Am Grab einer reichen Frau enthüllte die Frage eines Obdachlosen ein schockierendes Geheimnis: „Kannte auch Sie meine Mutter?“ Ihre Welt brach zusammen, als sie die Wahrheit erkannte.
An einem Grab vernahm eine wohlhabende Frau die Stimme eines Obdachlosen, der fragte: „Kennen Sie meine Mutter auch?“ Sie sank ohnmächtig zu Boden.
Für die meisten Menschen ist ein Friedhof ein Ort der Trauer, des Abschieds, des Endes. Für Alhass hingegen wurde er zur Heimat. Nicht im wörtlichen Sinne – ein Dach über dem Kopf besaß er nicht, höchstens eine alte Gruft, in die er sich nur an den kältesten Tagen zurückzog. Doch seelisch fühlte er sich hier geborgen.
Die Stille unterbrachen lediglich Vogelgesang und das leise Klagen vereinzelter Trauernder. Hier blickte niemand auf ihn herab, niemand vertrieb ihn oder zeigte mit dem Finger auf seine zerschlissene Kleidung. Den Toten war all das gleichgültig – darin lag eine seltsame, beruhigende Gerechtigkeit.
Alhass erwachte von der Kälte. Der Karton, der ihm als Lager diente, war mit Tau benetzt. Nebel lag über den Gräbern, als würde er sie vor der Welt verhüllen. Er setzte sich auf, rieb sich die Augen und musterte sein Reich: Kreuze, moosbewachsene Steinplatten.
Sein Morgen begann nicht mit Tee, sondern mit einem Rundgang. Es galt zu überprüfen, ob Kränze unversehrt waren, ob Blumen nicht verstreut lagen. Sein einziger Freund war der alte Wärter Batal – grauhaarig, brummig, aber mit freundlichen Augen.
„Schon wieder hier, wie ein Stein?“ tönte eine heisere Stimme aus dem Wärterhäuschen. „Komm rein, es gibt heißen Tee.“
„Gleich, Batal“, erwiderte Alhass, ohne von seiner Tätigkeit abzulassen.
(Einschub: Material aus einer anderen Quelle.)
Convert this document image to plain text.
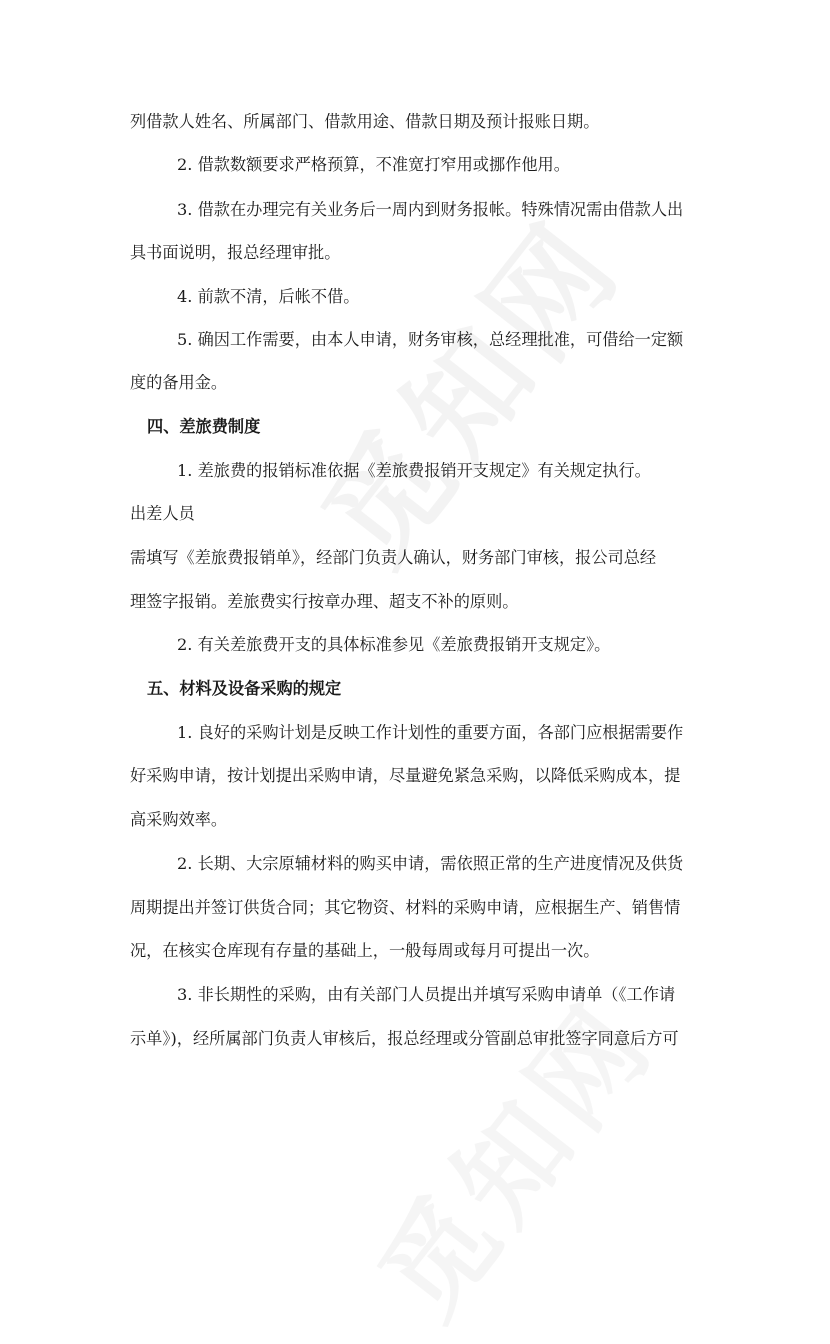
列借款人姓名、所属部门、借款用途、借款日期及预计报账日期。
2. 借款数额要求严格预算，不准宽打窄用或挪作他用。
3. 借款在办理完有关业务后一周内到财务报帐。特殊情况需由借款人出
具书面说明，报总经理审批。
4. 前款不清，后帐不借。
5. 确因工作需要，由本人申请，财务审核，总经理批准，可借给一定额
度的备用金。
四、差旅费制度
1. 差旅费的报销标准依据《差旅费报销开支规定》有关规定执行。
出差人员
需填写《差旅费报销单》，经部门负责人确认，财务部门审核，报公司总经
理签字报销。差旅费实行按章办理、超支不补的原则。
2. 有关差旅费开支的具体标准参见《差旅费报销开支规定》。
五、材料及设备采购的规定
1. 良好的采购计划是反映工作计划性的重要方面，各部门应根据需要作
好采购申请，按计划提出采购申请，尽量避免紧急采购，以降低采购成本，提
高采购效率。
2. 长期、大宗原辅材料的购买申请，需依照正常的生产进度情况及供货
周期提出并签订供货合同；其它物资、材料的采购申请，应根据生产、销售情
况，在核实仓库现有存量的基础上，一般每周或每月可提出一次。
3. 非长期性的采购，由有关部门人员提出并填写采购申请单（《工作请
示单》)，经所属部门负责人审核后，报总经理或分管副总审批签字同意后方可
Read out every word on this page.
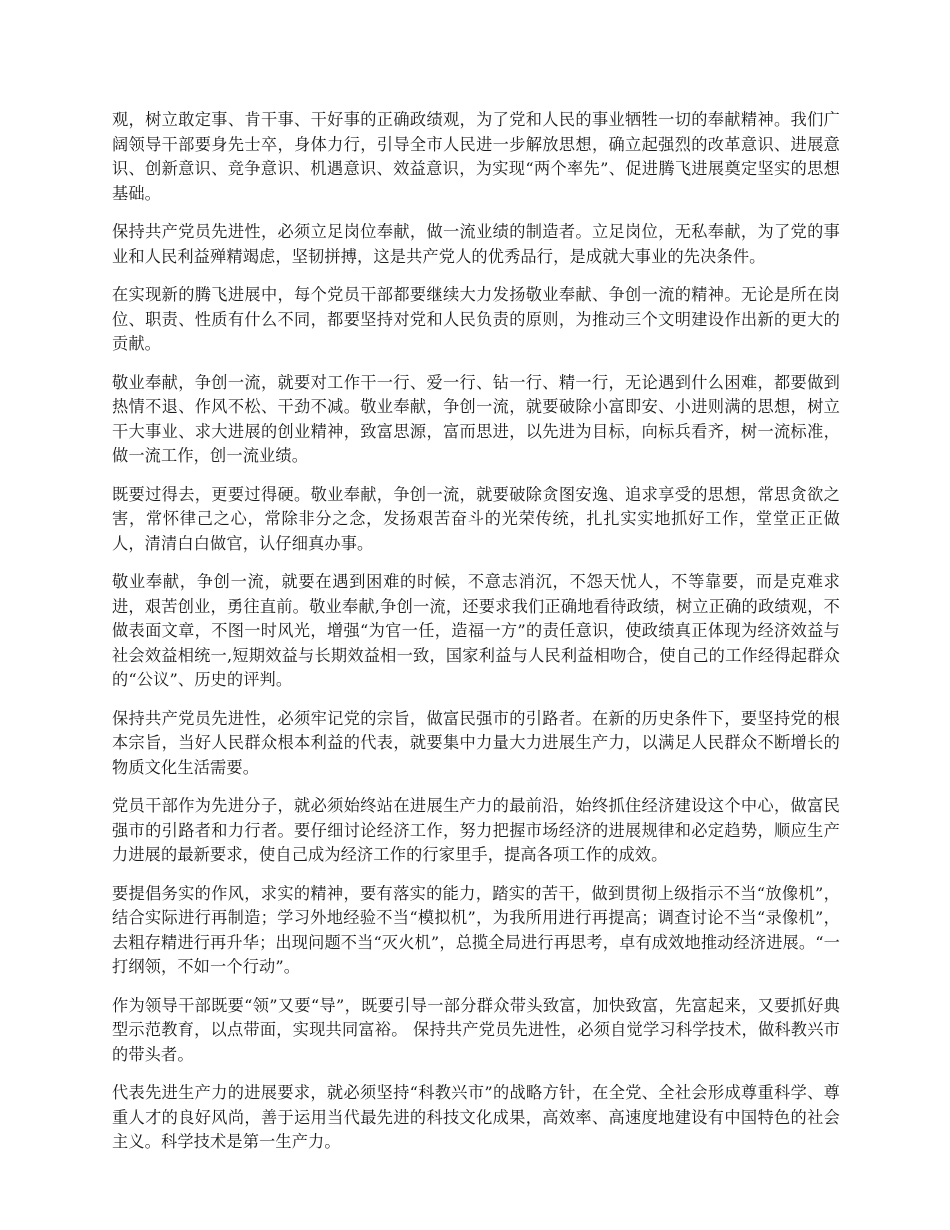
观，树立敢定事、肯干事、干好事的正确政绩观，为了党和人民的事业牺牲一切的奉献精神。我们广阔领导干部要身先士卒，身体力行，引导全市人民进一步解放思想，确立起强烈的改革意识、进展意识、创新意识、竞争意识、机遇意识、效益意识，为实现“两个率先”、促进腾飞进展奠定坚实的思想基础。

保持共产党员先进性，必须立足岗位奉献，做一流业绩的制造者。立足岗位，无私奉献，为了党的事业和人民利益殚精竭虑，坚韧拼搏，这是共产党人的优秀品行，是成就大事业的先决条件。

在实现新的腾飞进展中，每个党员干部都要继续大力发扬敬业奉献、争创一流的精神。无论是所在岗位、职责、性质有什么不同，都要坚持对党和人民负责的原则，为推动三个文明建设作出新的更大的贡献。

敬业奉献，争创一流，就要对工作干一行、爱一行、钻一行、精一行，无论遇到什么困难，都要做到热情不退、作风不松、干劲不减。敬业奉献，争创一流，就要破除小富即安、小进则满的思想，树立干大事业、求大进展的创业精神，致富思源，富而思进，以先进为目标，向标兵看齐，树一流标准，做一流工作，创一流业绩。

既要过得去，更要过得硬。敬业奉献，争创一流，就要破除贪图安逸、追求享受的思想，常思贪欲之害，常怀律己之心，常除非分之念，发扬艰苦奋斗的光荣传统，扎扎实实地抓好工作，堂堂正正做人，清清白白做官，认仔细真办事。

敬业奉献，争创一流，就要在遇到困难的时候，不意志消沉，不怨天忧人，不等靠要，而是克难求进，艰苦创业，勇往直前。敬业奉献,争创一流，还要求我们正确地看待政绩，树立正确的政绩观，不做表面文章，不图一时风光，增强“为官一任，造福一方”的责任意识，使政绩真正体现为经济效益与社会效益相统一,短期效益与长期效益相一致，国家利益与人民利益相吻合，使自己的工作经得起群众的“公议”、历史的评判。

保持共产党员先进性，必须牢记党的宗旨，做富民强市的引路者。在新的历史条件下，要坚持党的根本宗旨，当好人民群众根本利益的代表，就要集中力量大力进展生产力，以满足人民群众不断增长的物质文化生活需要。

党员干部作为先进分子，就必须始终站在进展生产力的最前沿，始终抓住经济建设这个中心，做富民强市的引路者和力行者。要仔细讨论经济工作，努力把握市场经济的进展规律和必定趋势，顺应生产力进展的最新要求，使自己成为经济工作的行家里手，提高各项工作的成效。

要提倡务实的作风，求实的精神，要有落实的能力，踏实的苦干，做到贯彻上级指示不当“放像机”，结合实际进行再制造；学习外地经验不当“模拟机”，为我所用进行再提高；调查讨论不当“录像机”，去粗存精进行再升华；出现问题不当“灭火机”，总揽全局进行再思考，卓有成效地推动经济进展。“一打纲领，不如一个行动”。

作为领导干部既要“领”又要“导”，既要引导一部分群众带头致富，加快致富，先富起来，又要抓好典型示范教育，以点带面，实现共同富裕。 保持共产党员先进性，必须自觉学习科学技术，做科教兴市的带头者。

代表先进生产力的进展要求，就必须坚持“科教兴市”的战略方针，在全党、全社会形成尊重科学、尊重人才的良好风尚，善于运用当代最先进的科技文化成果，高效率、高速度地建设有中国特色的社会主义。科学技术是第一生产力。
Er steuerte auf ein schlichtes Grab in der hintersten Ecke zu. Eine einfache Steinplatte mit der Inschrift: „Amra Akhba. 1965–2010“. Weder ein Foto noch weitere Worte. Doch für Alhass war dies ein heiliger Ort. Hier ruhte seine Mutter.
Er erinnerte sich kaum an sie – weder an ihr Gesicht noch an ihre Stimme. Seine Erinnerung begann im Kinderheim, innerhalb kahler Mauern. Sie war früh von ihm gegangen. Doch an ihrem Grab spürte er eine Wärme, als wäre jemand Unsichtbares nah. Als würde sie sich immer noch um ihn kümmern. Mama. Amra.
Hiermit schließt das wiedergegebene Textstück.